The resolution is after random crop . I changed [164, 164] to [384, 576] in train-silk.yaml. I have checked the input size of the backbone. It is [384, 576].
Could you revert back to [164, 164]
and try again ? Just to identify if the issue you're having could be caused by the resolution change or not.
Also, did you check that the features and logits you feed to the loss are correct ? (proper shape, etc)
Hi Gleize, I trained models with your default setting before and they worked fine. I think the problem comes from the backbone and post-processing changes. I need to locate the issue but have one problem. I am not familiar with jax. I saw you use it in your code. How to check the value of loss at return loss_0.mean(), loss_1.mean(), precision.mean(), recall.mean() ? I try to print loss_0 and it is ShapeArray. I don't know how to see the value.
That JAX function is JIT compiled. That's why you get a ShapeArray
with no value in it.
You can disable the JIT globally (c.f. here), which is convenient for debugging.
Thanks!
Hi Gleize, in the event that my training session is interrupted and I need to resume, do I need to make any modifications to the configuration file, like train-defaults.yaml? I have set continue_from_checkpoint to True and pointed the model parameter to the path of the latest checkpoint. Is this the correct procedure for continuation? Thanks!
BTW, is there any strategy to speed up the training process? After changing the backbone and using my training data, it takes over 9 days to train 100 epochs.
Hi @LPXTT,
I have set continue_from_checkpoint to True and pointed the model parameter to the path of the latest checkpoint. Is this the correct procedure for continuation?
No, this is incorrect. You need to set the continue_from_checkpoint
parameter to the checkpoint file you want to load, not True
. If you search for continue_from_checkpoint
in the cadebase, you will find the part of the code that does the loading here.
BTW, is there any strategy to speed up the training process? After changing the backbone and using my training data, it takes over 9 days to train 100 epochs.
The most likely explanation for the slowdown is the large input resolution you're using. In the paper, we've shown the training time per different resolutions, and the default resolution we use trains in about 5 hours.
If your GPU has enough memory, you could try to increase the block_size
parameters. Increasing it will decrease the number of iterations, but will require more GPU memory (which might blow-up).

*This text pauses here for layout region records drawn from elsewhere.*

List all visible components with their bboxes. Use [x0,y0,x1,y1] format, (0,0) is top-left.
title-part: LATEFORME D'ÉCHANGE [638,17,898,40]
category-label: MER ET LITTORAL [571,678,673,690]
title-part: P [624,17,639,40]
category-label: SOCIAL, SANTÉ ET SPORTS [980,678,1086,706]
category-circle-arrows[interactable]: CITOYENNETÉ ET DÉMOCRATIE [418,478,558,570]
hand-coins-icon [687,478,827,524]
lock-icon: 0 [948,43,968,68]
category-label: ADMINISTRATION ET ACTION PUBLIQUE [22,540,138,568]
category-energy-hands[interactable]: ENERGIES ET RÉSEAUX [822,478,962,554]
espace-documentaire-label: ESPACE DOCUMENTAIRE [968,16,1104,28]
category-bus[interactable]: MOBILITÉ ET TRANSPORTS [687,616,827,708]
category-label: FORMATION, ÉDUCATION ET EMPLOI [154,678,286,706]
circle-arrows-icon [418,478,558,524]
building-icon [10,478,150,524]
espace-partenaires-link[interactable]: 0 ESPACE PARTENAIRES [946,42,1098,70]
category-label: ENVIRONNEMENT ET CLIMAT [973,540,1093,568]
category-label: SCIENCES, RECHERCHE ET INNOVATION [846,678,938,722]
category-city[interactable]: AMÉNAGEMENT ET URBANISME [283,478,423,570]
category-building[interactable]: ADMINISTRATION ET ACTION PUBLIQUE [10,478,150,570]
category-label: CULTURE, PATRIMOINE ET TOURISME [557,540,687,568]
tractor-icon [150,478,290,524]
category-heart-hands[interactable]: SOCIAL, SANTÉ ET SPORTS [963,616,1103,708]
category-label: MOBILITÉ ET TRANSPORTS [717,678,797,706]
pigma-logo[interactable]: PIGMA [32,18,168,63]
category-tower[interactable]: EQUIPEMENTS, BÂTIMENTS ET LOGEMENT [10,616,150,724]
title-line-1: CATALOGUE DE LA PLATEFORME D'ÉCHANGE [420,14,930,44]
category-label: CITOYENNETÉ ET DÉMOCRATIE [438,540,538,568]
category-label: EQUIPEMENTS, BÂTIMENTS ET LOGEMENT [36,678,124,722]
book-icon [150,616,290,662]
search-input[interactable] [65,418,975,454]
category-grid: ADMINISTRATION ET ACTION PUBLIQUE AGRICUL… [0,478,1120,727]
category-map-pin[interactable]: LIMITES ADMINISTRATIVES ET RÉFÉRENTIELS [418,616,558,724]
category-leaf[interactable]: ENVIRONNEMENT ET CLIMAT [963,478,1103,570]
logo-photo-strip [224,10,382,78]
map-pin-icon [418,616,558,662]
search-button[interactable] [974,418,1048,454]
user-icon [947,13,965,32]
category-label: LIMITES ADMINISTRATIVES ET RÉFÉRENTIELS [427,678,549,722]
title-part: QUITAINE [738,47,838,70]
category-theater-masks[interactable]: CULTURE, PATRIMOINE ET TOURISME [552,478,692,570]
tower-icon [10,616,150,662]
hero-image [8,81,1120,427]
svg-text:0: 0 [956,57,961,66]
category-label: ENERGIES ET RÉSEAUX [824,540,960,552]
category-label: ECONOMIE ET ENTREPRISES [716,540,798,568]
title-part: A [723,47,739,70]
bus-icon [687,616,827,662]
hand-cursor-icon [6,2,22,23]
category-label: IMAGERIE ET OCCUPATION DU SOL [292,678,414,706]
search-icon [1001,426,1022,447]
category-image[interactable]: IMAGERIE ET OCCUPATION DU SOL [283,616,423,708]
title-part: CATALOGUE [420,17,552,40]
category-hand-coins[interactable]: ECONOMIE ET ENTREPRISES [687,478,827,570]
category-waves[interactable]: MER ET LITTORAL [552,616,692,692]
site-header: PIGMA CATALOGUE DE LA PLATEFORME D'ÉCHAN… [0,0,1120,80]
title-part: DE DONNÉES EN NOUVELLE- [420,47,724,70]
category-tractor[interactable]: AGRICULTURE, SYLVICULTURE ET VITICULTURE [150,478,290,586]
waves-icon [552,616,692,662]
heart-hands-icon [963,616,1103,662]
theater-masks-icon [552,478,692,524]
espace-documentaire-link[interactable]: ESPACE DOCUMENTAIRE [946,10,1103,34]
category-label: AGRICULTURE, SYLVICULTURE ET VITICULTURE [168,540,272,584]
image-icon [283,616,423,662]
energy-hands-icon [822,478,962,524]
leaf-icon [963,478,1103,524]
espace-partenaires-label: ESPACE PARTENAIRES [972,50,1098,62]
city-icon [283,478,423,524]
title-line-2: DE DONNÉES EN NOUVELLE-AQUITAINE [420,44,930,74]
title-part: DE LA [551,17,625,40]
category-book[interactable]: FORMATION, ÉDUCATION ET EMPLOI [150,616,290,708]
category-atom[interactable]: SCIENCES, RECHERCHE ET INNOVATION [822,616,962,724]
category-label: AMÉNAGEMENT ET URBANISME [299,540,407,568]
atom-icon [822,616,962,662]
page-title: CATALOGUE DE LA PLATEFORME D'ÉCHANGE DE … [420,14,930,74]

Another alternative is to use a smaller image resolution. We've shown that the performance saturates as the input resolution increases.
Got it! Thanks!
Hey, I've been messing around with your method for my project, and it's been pretty cool so far. Quick thing though, I'm kinda stuck with this FLOP situation. Even with just one layer in the models, the FLOPs are way higher than Superpoint. I'm thinking it's probably because we're not doing any downsampling. Does that make sense? Have you tried using Superpoint's backbone, the VGG-4, with your method? I'm really curious about how that went if you did. I'm thinking of switching to Superpoint's backbone to cut down on the FLOPs. Saw some Superpoint code in there, and I'm wondering if it's easy to switch them out? Would love to hear your thoughts when you get a chance. Thanks a ton!